夕阳的光辉薄如蝉翼,裹挟住净墨的天空。
微风徐徐,绮云清颜白衫,青丝飘逸;拓跋焘手执长笛,衣袂翩翩,两人携手一同登上千尺崖顶,并肩而立,极目远眺。
过了许久,夕阳温婉地褪去,天边悬着一轮皓月,银白色的清辉缓缓流淌。拓跋焘和绮云的双眸穿过静谧的朦胧月色,踏过满地的繁花,月光将两人的身影拉得纤长。
明月皎皎,何其亮也;佳人窈窕,何其艳也。
拓跋焘手持横笛,“梅花一弄戏风高,薄袄轻罗自在飘。半点含羞遮绿叶,三分暗喜映红袍。”
曲荡悠扬的《梅花三弄》轻扬而起,绮云甩开长绫,立于崖顶,月作光影星作景。折纤腰以微步,呈皓腕于轻纱,随着笛声的起承转合,舞动着曼妙身姿,时而如鹤竦立,飞而未翔;时而体迅飞凫,飘忽若神。
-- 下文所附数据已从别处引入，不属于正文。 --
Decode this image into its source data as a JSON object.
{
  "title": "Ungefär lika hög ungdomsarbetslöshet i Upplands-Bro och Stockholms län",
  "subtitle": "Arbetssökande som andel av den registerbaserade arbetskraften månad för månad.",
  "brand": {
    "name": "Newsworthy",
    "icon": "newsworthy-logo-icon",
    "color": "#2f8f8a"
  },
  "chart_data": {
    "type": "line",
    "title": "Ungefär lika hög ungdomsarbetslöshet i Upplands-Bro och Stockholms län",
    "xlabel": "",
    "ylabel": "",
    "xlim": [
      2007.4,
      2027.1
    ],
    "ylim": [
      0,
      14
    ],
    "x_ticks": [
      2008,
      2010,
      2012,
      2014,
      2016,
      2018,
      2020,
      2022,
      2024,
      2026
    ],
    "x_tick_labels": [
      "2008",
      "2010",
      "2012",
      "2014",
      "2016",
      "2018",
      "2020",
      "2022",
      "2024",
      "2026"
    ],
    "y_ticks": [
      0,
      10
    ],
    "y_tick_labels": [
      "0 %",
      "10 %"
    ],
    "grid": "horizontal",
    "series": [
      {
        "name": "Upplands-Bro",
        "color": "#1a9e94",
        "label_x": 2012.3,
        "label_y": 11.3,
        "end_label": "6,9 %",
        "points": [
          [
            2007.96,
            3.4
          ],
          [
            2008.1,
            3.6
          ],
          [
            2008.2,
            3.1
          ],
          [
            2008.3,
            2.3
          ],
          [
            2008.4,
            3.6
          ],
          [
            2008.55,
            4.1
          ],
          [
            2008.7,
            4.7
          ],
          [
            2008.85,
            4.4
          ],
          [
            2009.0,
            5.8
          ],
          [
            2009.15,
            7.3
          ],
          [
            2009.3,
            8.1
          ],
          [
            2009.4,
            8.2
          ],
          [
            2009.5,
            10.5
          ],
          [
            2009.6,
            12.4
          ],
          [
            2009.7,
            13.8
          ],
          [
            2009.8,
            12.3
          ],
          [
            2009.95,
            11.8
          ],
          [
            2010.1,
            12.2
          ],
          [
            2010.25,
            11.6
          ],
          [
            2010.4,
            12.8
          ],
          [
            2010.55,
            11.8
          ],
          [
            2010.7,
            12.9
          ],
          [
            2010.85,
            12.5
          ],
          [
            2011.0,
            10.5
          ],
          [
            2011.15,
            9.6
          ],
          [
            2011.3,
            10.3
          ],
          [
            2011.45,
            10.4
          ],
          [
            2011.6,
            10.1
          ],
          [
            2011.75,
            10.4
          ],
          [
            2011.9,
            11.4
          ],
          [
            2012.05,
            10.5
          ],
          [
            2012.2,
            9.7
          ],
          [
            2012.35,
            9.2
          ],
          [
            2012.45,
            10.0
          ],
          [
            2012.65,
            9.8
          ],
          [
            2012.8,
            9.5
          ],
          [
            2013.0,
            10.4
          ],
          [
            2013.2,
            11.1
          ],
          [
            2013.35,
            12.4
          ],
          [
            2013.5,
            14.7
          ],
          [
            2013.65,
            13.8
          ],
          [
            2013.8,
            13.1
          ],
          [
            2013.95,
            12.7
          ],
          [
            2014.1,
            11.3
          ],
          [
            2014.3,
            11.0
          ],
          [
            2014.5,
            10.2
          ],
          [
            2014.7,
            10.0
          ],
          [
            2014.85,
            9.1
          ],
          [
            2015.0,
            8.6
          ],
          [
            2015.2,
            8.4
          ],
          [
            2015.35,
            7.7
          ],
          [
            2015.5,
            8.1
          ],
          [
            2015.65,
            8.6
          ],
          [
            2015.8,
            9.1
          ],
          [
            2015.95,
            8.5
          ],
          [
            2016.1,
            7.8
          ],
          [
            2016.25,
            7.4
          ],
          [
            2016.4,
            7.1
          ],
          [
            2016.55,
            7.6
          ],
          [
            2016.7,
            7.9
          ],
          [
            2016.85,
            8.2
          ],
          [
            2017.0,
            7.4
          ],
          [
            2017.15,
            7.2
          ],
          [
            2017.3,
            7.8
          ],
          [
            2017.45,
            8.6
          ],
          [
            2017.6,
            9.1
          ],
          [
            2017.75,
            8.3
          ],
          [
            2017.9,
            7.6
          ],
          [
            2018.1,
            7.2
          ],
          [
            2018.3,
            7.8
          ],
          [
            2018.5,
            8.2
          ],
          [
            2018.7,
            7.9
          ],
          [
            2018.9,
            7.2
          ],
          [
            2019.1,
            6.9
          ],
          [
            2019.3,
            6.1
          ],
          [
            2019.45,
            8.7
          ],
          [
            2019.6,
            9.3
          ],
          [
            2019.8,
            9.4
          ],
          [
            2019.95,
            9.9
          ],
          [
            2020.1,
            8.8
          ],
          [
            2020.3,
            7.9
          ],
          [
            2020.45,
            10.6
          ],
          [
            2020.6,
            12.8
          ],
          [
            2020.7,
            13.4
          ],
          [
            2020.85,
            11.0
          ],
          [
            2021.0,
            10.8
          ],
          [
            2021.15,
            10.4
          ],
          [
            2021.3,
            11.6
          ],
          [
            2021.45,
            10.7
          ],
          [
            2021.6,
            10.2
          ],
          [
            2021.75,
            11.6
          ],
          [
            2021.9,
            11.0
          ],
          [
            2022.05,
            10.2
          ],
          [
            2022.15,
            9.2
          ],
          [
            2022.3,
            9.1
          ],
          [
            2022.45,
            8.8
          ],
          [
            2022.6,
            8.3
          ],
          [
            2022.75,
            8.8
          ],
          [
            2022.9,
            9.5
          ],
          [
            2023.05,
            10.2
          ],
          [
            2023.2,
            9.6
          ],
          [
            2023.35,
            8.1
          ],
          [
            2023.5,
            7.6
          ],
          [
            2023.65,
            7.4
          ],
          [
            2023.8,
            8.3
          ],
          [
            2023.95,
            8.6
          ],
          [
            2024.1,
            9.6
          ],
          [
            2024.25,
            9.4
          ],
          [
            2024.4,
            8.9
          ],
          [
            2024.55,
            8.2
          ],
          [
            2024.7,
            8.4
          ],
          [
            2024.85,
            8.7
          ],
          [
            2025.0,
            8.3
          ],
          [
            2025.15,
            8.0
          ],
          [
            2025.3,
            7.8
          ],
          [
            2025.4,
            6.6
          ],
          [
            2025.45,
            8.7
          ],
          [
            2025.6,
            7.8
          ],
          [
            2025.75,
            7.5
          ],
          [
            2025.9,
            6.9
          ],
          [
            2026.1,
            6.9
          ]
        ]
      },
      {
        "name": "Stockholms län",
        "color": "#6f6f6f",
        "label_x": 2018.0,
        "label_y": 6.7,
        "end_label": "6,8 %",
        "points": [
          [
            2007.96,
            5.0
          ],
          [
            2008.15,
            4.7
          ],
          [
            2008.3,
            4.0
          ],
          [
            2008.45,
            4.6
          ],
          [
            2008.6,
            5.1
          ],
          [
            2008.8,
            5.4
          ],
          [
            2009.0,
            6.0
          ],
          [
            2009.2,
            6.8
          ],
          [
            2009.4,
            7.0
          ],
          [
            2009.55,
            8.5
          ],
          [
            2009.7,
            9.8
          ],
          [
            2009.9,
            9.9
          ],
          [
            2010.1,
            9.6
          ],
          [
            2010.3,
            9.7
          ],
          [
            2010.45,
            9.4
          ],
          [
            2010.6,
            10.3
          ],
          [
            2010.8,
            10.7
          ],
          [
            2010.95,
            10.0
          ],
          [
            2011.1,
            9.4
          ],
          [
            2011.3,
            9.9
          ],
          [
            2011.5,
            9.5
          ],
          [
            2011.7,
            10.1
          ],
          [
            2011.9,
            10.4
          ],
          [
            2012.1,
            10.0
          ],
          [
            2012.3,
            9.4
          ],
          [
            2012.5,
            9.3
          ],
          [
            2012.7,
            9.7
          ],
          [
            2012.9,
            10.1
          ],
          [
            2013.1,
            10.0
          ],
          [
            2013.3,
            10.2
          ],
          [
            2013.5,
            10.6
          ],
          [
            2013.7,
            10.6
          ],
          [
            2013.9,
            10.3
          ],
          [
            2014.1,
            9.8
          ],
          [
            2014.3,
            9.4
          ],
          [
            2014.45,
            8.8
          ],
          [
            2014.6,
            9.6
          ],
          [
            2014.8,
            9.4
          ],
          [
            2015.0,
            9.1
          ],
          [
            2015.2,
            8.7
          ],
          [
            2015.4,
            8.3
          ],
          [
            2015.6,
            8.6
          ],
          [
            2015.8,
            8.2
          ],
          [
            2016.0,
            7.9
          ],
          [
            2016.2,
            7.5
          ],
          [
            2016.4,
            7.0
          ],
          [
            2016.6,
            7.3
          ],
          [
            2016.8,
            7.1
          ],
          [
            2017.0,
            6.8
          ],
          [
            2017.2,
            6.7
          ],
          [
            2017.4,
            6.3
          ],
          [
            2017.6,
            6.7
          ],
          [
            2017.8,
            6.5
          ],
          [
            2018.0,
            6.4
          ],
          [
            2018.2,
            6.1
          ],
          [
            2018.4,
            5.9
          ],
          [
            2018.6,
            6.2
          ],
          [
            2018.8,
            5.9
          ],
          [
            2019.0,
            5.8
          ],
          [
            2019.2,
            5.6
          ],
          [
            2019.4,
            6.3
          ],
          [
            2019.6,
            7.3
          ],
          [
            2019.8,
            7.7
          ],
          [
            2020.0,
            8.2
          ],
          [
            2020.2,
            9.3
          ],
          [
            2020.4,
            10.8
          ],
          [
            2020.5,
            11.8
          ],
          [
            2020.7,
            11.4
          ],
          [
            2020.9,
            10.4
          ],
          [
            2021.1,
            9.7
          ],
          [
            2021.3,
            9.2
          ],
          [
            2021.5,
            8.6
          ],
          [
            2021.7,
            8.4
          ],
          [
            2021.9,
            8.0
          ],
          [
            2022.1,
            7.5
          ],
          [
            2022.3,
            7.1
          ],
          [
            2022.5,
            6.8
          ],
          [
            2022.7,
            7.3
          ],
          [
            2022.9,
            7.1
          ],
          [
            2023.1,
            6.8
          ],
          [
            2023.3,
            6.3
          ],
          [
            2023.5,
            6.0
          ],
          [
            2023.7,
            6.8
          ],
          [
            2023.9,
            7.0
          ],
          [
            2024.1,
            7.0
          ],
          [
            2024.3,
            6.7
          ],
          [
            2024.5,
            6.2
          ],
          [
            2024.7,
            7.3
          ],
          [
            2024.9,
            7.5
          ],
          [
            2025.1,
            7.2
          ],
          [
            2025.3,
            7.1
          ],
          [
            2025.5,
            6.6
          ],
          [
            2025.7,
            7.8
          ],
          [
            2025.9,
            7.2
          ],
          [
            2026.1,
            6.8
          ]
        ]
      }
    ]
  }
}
绮云的双眸时不时与拓跋焘相对,似在悠扬缠绵的笛声中吐诉心思。
“梅花二弄迎春曲,瑞雪溶成冰玉肌。错把落英当有意,红尘一梦笑谁痴。”
笛声婉转,绮云以右足为轴,轻舒长绫,娇躯轻舞飞旋,青丝飞扬,衣袂翻飞,翩翩若仙。在月光的映衬下,两人一静一动,拓跋焘的笛声和绮云的舞动,惊起了燕鹤飞鸟无数,扑棱棱地展翅高飞,使得静谧的山谷高崖透着无限的生气。
“梅花三弄唤仙群,雾绕云篜百鸟喧。蝶舞蜂飞腾异彩,丹心谱写九重天。”
一曲终了,拓跋焘轻轻地放下竹笛,舒缓的回声洒满整片山谷,裙摆空舞溢满情思。
拓跋焘与绮云相视一笑,柔情在眉间流转,默契似乎与生俱来。
绮云握着拓跋焘的手,柔声道:“佛狸,你真是天生聪敏,这么快就学会了这首曲子,吹得真好。我还有两首曲子,一首叫《长相知》,另一首叫《有所思》,你愿意学那一首?”说罢,低吟浅唱道:
“有所思,乃在大海南……闻君有他心,拉杂摧烧之。摧烧之,当风扬其灰。从今以往,勿复相思,相思与君绝!”
绮云一曲吟罢,轻声笑道:“如果有一天,你若弃我而去。我也不会牵绊着你,我就潇潇洒洒地吹奏这首曲子,给你送行。”
拓跋焘听了,连连摇头,皱着眉说道:“这首‘从今以往,勿复相思,相思与君绝’,不好。云儿,我也不会让你有机会,吹奏这首曲子的。”
“好吧,那我就教你另一首曲子。”绮云见他说得认真,眼中收了戏谑之意,神色转为凝重,继续唱道:
“上邪!我欲与君相知,长命无绝衰。
山无陵,江水为竭,冬雷震震,夏雨雪,天地合,乃敢与君绝。
长相知,长相知,长相知。”
“我欲与君相知,长命无绝衰,长相知……”拓跋焘眼中闪着狂喜,点头赞道,“云儿,你这是对我说的吗?我不是在梦中?”